Hi, this works well for me too -- thanks!  Though, IIUC it relies on scheduling
nondeterminism to hit the race.  It might help reproducing bugs like this if
tst_fzsync_wait_*() cycled through different delay deltas between the two
threads.

Also with a fixed kernel, to make the test pass rather than timing out, I had to
change

	while (tst_timer_elapsed_ms() < 5000)

to

	while (tst_timer_stop(), tst_timer_elapsed_ms() < 5000)

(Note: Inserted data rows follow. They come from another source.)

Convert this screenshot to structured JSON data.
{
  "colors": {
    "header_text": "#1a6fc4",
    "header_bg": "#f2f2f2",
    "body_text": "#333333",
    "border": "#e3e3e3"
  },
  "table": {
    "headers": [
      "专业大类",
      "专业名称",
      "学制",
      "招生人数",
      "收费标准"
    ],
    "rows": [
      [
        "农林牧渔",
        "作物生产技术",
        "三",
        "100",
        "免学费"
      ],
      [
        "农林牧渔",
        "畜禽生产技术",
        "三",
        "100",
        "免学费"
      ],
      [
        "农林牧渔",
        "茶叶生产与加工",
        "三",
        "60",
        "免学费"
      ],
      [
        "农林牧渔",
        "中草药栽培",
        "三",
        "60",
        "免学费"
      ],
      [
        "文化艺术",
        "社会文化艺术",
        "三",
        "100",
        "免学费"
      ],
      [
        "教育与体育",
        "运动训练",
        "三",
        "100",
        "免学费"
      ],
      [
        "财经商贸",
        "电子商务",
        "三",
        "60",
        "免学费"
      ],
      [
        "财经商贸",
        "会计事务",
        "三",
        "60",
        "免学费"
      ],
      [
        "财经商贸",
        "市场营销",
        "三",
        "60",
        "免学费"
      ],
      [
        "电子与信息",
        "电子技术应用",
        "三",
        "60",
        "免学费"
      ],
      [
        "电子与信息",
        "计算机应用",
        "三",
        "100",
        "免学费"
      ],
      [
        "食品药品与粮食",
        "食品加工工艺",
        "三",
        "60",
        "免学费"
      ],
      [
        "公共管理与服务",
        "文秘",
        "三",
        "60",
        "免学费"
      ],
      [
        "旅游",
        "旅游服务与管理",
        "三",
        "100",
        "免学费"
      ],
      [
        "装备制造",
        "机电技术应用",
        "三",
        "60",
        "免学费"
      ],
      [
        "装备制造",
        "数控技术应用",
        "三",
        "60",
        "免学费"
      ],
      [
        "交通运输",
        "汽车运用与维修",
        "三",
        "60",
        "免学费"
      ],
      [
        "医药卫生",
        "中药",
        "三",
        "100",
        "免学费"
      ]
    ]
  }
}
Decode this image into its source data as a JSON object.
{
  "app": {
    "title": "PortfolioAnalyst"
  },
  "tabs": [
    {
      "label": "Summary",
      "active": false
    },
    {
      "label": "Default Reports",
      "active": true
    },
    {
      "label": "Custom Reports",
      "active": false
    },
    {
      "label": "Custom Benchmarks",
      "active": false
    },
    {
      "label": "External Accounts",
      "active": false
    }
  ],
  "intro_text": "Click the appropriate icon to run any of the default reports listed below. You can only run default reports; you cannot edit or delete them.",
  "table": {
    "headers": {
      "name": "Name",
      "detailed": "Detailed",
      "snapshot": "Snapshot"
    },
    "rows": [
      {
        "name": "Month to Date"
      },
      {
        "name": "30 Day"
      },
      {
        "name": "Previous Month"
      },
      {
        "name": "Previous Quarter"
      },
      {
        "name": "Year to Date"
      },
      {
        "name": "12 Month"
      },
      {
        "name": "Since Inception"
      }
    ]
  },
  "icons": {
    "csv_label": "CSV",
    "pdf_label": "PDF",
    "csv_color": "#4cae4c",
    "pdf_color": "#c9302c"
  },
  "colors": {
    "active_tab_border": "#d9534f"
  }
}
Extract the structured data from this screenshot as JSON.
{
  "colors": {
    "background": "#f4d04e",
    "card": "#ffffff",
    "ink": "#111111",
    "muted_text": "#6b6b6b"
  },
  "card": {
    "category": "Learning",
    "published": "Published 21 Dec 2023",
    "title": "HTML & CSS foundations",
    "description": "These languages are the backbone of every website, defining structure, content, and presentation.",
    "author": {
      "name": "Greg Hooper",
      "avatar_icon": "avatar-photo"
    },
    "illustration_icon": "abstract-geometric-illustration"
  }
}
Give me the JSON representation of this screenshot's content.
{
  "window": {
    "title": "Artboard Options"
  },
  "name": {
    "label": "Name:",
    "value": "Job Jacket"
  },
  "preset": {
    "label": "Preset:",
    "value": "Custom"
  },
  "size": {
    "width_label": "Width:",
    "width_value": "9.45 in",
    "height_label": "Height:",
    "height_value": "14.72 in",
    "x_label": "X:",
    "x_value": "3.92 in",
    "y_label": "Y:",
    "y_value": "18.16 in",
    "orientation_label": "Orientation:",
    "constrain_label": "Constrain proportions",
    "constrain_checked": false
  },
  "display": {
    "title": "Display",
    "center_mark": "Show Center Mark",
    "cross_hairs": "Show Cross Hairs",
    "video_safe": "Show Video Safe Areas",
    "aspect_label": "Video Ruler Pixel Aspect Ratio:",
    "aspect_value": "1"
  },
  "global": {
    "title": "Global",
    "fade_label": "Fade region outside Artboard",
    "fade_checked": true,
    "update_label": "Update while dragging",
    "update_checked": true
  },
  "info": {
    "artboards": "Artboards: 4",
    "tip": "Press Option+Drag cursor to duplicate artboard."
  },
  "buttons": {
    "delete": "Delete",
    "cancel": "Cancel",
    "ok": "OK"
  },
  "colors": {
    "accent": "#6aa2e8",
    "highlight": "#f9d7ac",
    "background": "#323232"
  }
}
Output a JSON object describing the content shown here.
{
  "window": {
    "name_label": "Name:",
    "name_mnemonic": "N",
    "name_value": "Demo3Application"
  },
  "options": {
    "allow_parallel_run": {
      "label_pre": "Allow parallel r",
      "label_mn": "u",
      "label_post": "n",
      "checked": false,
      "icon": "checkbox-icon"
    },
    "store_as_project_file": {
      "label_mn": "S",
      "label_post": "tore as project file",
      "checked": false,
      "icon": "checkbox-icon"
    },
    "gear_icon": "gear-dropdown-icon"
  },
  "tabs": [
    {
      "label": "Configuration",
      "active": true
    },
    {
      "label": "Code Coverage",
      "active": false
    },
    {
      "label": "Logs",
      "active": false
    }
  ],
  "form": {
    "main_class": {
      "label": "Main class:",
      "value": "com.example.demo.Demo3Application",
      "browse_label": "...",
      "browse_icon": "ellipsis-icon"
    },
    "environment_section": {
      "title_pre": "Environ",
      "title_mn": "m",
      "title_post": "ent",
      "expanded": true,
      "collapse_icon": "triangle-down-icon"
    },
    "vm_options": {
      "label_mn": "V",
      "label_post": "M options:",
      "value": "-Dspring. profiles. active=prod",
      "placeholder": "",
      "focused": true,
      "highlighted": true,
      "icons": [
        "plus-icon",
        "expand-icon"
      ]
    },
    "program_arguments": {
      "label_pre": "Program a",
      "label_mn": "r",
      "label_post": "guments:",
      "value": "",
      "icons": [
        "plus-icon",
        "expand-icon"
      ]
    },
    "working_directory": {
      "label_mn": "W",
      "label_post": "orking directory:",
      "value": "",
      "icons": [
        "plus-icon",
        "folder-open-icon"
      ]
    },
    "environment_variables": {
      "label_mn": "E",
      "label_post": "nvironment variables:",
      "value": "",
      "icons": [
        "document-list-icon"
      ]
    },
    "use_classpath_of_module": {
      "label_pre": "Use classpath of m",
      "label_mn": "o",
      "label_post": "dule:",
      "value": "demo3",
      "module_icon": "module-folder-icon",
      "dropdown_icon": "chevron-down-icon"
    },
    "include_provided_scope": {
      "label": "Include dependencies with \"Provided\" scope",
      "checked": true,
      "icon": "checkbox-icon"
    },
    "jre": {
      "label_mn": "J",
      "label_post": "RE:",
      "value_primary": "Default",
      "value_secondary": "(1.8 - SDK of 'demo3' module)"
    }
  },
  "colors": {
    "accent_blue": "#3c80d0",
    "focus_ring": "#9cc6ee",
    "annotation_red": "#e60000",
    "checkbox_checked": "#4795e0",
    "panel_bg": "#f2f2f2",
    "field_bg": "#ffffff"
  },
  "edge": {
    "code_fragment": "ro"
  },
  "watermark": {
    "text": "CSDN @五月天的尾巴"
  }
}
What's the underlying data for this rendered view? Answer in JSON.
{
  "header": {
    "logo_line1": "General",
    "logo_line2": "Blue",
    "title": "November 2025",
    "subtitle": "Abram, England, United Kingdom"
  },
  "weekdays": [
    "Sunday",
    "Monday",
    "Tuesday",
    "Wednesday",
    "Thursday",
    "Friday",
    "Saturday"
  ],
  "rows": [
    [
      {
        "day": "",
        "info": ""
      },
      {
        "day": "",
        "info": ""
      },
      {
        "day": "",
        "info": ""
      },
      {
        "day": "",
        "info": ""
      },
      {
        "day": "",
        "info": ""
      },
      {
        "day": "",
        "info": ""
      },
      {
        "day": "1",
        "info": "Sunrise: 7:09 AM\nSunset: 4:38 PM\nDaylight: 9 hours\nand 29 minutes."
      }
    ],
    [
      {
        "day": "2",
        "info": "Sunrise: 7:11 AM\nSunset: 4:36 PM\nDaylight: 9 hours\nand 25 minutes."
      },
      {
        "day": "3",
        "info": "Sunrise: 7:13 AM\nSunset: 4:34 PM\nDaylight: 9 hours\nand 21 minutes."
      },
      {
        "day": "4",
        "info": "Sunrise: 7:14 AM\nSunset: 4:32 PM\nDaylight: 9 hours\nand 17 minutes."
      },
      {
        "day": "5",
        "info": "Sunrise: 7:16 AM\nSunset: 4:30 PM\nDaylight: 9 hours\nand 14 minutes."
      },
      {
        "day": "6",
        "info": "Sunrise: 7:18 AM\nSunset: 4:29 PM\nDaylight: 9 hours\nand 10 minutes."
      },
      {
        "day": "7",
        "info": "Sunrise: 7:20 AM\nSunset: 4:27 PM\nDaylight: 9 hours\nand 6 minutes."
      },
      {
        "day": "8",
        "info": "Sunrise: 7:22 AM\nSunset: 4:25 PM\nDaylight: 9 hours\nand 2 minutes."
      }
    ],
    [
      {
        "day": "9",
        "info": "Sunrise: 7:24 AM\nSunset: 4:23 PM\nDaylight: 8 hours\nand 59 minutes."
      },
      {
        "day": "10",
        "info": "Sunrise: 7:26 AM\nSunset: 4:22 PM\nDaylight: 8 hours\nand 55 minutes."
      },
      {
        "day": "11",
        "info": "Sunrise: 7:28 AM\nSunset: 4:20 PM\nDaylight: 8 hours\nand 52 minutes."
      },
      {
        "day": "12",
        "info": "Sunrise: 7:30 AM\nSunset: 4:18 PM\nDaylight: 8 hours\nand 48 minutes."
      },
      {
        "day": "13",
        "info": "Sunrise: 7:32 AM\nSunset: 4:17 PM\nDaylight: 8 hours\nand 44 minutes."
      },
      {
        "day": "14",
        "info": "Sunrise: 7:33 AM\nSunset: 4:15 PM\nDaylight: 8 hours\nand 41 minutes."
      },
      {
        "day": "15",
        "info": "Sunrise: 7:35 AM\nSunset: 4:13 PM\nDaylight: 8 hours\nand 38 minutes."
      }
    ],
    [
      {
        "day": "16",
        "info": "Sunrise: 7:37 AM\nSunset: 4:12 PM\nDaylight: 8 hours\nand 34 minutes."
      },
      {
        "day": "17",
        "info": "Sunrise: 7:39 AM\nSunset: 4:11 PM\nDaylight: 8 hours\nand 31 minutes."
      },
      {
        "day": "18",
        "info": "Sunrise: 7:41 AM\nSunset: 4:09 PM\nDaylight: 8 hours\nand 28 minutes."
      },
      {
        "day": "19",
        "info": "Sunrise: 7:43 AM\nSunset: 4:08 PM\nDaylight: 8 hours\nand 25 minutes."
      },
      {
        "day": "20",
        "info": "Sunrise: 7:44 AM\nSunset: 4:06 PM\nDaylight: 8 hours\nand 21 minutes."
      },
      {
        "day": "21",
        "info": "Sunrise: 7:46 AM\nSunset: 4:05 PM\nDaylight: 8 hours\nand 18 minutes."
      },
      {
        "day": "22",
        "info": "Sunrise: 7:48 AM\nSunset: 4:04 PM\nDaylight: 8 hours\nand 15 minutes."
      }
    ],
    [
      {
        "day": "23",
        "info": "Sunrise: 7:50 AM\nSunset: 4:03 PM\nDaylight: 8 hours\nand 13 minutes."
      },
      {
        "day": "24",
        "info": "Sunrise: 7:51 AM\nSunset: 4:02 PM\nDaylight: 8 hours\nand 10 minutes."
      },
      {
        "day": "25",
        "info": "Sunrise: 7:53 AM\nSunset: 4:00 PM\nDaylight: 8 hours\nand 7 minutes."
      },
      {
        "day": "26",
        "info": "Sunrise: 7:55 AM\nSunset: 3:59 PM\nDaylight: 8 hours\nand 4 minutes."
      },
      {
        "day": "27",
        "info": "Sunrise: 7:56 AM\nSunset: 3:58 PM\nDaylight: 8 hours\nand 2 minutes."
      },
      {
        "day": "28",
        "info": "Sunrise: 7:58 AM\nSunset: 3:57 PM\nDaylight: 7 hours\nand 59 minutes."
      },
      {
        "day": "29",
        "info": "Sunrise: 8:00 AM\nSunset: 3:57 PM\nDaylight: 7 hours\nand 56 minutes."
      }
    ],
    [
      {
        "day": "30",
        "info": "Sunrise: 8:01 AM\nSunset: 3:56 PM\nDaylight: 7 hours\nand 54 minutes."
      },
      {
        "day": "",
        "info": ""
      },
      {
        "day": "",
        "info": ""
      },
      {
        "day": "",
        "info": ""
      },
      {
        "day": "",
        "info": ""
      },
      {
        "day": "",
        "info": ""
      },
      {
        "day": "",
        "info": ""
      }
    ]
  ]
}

It would be nice if there was a simpler supported way to implement time-based
tests like this.  E.g. the test framework could just save the start time
automatically for all tests, and then a single function call could return the
time elapsed so far.

Anyway, should I go ahead and send a formal v2 patch?

Thanks,

Eric

Hi!
> Hi, this works well for me too -- thanks!  Though, IIUC it relies on scheduling
> nondeterminism to hit the race.  It might help reproducing bugs like this if
> tst_fzsync_wait_*() cycled through different delay deltas between the two
> threads.

We were talking about something like this with Richard recently, but in
the end we agreed to try to apply the library to a few more testcases to
get a better picture of the real world requirements and obstackles.

I guess that synchronizing with spinlocks like this test does then
introducing slowly graduating delay before we call one of the syscalls
up to some reasonable upper bound a few times sounds reasonable. We
would still have to measure how much time do the syscalls spend in the
kernel so that we have a reasonable estimate for the upper bound, but
that should be doable.

> Also with a fixed kernel, to make the test pass rather than timing out, I had to
> change
> 
> 	while (tst_timer_elapsed_ms() < 5000)
> 
> to
> 
> 	while (tst_timer_stop(), tst_timer_elapsed_ms() < 5000)
>
> It would be nice if there was a simpler supported way to implement time-based
> tests like this.  E.g. the test framework could just save the start time
> automatically for all tests, and then a single function call could return the
> time elapsed so far.

Ah, right, let me fix that first.

The original purpose for the timer library is to measure time spend
doing some operation so the action to sample the end time and to convert
it to interval was separated intentionally.

I will add tst_timer_expired_ms() that could be used as:

tst_timer_start(CLOCK_MONOTONIC);

while (!tst_timer_expired_ms(5000)) {
	...
}

> Anyway, should I go ahead and send a formal v2 patch?

Just let me push the change to the timer library first :-).